Sep. 25—WILKES-BARRE — King's College is one of 40 institutions to get a grant to help students get passports and study abroad.
Thanks to the program by the Institute of International Education (IIE), 25 King's students will get passports and study-abroad guidance. Overall, IIE is helping 1,000 U.S. students through the new American Passport Project.
"It has long been part of IIE's mission to increase participation and diversity in study abroad, so that all students can gain the academic and career benefits of international experience," according to a media release. The grants are "intended to promote diversity, inclusion, access, and equity in study abroad and to support the IIE Network, IIE's global membership network, in their efforts to encourage students to go abroad who would otherwise not participate in an international experience as part of their college education."
The organization plans to continue the project, helping 10,000 students get passports by the end of this decade, 1,000 students annually. The institution identifies up to 25 of their first-year, Pell grant-eligible students to get passports. Only first year students qualify "to ensure that the students have ample time remaining in their college career and receive guidance from their advisors to map out a study abroad plan."
For the inaugural year, IIE received "nearly 200 applications proposing the various ways higher education institutions of all types and locations would be able to utilize the grant to support diverse student populations. At a time when COVID-19 has impacted all aspects of international education, these institutions demonstrate the drive to restart international initiatives they have been planning (either prior to the pandemic or during)."
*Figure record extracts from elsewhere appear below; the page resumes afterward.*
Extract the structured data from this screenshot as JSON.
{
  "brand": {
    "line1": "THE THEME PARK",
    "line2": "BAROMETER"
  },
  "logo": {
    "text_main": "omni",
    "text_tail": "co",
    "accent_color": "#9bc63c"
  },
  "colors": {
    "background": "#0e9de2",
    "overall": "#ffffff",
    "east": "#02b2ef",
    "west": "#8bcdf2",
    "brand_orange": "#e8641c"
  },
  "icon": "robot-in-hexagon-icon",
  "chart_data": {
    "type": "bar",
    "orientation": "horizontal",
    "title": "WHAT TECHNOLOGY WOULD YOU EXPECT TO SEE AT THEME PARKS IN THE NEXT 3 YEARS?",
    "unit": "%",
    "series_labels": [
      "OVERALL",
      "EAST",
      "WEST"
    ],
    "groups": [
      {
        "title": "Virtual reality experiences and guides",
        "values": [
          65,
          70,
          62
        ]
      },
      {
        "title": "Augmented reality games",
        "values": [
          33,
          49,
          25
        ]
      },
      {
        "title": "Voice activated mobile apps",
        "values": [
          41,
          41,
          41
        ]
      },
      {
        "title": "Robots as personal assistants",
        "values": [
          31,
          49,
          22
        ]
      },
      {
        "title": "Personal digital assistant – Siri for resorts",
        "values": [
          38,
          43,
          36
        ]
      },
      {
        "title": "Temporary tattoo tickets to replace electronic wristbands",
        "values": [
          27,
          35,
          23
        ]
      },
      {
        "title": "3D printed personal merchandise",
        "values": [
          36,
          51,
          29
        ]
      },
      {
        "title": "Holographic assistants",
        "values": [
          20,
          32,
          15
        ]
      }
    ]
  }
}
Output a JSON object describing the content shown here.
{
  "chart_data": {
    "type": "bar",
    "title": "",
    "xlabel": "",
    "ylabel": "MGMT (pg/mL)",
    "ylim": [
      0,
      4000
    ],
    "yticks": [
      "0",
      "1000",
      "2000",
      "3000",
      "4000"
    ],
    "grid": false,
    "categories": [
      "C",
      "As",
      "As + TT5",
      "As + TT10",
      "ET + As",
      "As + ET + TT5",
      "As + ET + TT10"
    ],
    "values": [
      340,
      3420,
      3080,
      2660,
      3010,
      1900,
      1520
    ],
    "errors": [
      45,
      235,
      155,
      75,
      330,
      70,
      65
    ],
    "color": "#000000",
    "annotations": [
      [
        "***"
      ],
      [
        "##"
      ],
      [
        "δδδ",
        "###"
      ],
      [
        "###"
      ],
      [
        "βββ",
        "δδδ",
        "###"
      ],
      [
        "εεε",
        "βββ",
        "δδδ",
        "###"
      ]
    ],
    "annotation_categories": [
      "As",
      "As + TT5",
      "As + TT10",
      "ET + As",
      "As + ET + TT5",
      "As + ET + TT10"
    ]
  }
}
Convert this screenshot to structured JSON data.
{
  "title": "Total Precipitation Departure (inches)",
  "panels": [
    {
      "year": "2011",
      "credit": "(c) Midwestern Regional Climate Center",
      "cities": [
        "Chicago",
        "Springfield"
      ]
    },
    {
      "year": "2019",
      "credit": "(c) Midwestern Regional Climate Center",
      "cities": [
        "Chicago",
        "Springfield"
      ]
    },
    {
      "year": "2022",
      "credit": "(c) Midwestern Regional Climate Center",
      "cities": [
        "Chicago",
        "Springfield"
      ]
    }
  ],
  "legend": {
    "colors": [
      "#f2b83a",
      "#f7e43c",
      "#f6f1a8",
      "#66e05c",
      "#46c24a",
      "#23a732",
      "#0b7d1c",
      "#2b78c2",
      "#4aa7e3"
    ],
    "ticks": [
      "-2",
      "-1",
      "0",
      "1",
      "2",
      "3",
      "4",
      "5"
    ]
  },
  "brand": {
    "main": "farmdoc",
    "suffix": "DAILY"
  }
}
King's will use the grant to support its "King's College Passport to the World Program," designed to help under-represented first-year students internationalize their majors of study. Along with help in acquiring passports, eligible students will "meet regularly for global learning program advising and community-building activities.
Study Abroad Director Margaret Kowalsky said in the release that "we're thrilled to have this grant which will enrich the lives of our students and help them access global learning."